Although the amount of information provided by other school systems in the area varies, none of them provide the level of detail McGhee is demanding.
“I provide the board members with a list of recommendations, with the names and the positions they are applying for,” Talladega County Schools Superintendent Dr. Suzanne Lacey said. “That’s for both support personnel and for certified teachers. I’ve worked in the Talladega County school system for more than 20 years in various positions that all dealt with personnel, and this is always the way we have done it.”
Pell City Schools Superintendent Dr. James Martin said he has “put a copy of the application in for the board’s information, just as a courtesy. But they’ve never asked for anything else, not the principal’s notes.”
He added that while he was a relative newcomer, “I believe this is the way it’s always been done, and it’s a logical procedure.”
A candidate would have to pass a criminal background check in order to get a state teaching certificate, and if they do not have a current or pending state certificate, they are not eligible to be hired in any Alabama public school system.
Some of the information included in the background check may not be relevant to a teaching position but may be extremely sensitive, Martin added.
“If someone had a DUI when they were 18, and now they’re applying for a teaching job when they’re 40, that wouldn’t keep them from being certified, but it’s probably still something they don’t want to publicize,” he said.
“You have to have a degree of trust with the people you employ. You have to let professionals be professionals. The principals, the superintendents and the board need to make the decisions they are hired to make.
“The board is responsible for making policy and acting on recommendations, one way or another. They don’t want to get too deep into the weeds of day-to-day operations. You want them to know who they are employing, but they don’t need to get that deep into the weeds.”
In Sylacauga, Superintendent Dr. John Segars said he also provides his board with application information “because that gives the most detail about the applicant.

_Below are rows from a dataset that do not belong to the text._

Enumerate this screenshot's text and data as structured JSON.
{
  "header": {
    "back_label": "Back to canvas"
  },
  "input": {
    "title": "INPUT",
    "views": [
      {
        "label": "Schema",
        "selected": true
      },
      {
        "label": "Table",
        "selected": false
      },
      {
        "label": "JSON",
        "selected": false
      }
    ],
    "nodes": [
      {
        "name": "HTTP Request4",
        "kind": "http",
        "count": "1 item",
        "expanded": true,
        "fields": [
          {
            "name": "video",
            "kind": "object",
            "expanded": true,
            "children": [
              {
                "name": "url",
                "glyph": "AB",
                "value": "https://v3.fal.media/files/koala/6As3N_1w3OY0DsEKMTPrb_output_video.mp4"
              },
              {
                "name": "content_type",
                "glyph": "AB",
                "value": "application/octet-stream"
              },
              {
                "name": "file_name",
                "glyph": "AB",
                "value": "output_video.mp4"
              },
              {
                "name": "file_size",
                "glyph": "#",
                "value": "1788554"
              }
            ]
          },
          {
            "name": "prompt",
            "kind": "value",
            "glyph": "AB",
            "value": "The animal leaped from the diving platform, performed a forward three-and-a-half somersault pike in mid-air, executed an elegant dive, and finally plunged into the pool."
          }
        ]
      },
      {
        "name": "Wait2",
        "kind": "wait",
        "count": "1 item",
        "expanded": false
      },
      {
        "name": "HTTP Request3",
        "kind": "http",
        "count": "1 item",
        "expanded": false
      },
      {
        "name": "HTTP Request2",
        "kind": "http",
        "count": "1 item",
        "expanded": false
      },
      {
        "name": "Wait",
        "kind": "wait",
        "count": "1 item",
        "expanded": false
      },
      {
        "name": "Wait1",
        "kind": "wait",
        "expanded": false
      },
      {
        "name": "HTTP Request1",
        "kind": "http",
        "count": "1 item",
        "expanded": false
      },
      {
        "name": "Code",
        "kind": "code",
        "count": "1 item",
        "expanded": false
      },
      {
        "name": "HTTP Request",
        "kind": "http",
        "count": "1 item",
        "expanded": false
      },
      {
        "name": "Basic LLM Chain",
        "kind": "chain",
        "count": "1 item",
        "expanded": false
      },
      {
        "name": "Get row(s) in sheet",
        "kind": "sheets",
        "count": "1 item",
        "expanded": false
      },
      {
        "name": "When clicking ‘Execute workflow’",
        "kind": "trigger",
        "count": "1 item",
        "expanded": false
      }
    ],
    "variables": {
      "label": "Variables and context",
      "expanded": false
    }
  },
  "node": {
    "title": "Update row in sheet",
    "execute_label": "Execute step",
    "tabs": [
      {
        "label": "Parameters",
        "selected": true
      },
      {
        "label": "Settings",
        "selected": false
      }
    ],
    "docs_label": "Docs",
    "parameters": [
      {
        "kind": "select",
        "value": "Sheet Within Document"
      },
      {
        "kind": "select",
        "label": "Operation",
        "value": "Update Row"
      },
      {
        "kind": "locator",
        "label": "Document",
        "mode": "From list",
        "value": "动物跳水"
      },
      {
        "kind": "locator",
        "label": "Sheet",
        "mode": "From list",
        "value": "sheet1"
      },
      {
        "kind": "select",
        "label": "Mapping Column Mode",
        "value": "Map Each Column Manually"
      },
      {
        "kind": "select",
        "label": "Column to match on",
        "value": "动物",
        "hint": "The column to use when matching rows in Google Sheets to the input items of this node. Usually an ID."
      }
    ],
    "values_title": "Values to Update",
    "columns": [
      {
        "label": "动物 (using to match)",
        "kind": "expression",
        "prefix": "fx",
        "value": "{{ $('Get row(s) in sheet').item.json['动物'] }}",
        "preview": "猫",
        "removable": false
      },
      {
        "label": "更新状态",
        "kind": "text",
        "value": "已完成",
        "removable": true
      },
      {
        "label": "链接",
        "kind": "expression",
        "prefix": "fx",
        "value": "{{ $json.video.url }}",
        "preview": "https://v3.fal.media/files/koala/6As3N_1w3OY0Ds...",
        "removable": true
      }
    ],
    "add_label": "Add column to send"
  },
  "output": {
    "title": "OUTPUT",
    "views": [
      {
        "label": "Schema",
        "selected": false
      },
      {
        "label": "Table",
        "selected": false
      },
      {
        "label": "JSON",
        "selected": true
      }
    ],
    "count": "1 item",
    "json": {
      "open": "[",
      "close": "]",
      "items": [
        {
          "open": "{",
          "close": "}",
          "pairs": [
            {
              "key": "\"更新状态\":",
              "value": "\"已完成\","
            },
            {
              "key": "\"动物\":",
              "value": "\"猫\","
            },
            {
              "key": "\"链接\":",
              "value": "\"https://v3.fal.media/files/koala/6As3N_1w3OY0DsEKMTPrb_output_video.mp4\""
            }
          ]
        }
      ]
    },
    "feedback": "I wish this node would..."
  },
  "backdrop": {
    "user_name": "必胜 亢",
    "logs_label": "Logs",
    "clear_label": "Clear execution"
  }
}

“The certification is a matter of public record. I don’t provide that to the board, but they, and anybody else who is interested, can pull that up online at the T-Cert website,” he said. “Anyone can look that up, you don’t even need a password or security question. That will also show you if they passed the background check.”
“You would hope,” he added, “that the board members would trust their superintendent enough that a criminal background check would not have to be presented during a public meeting.”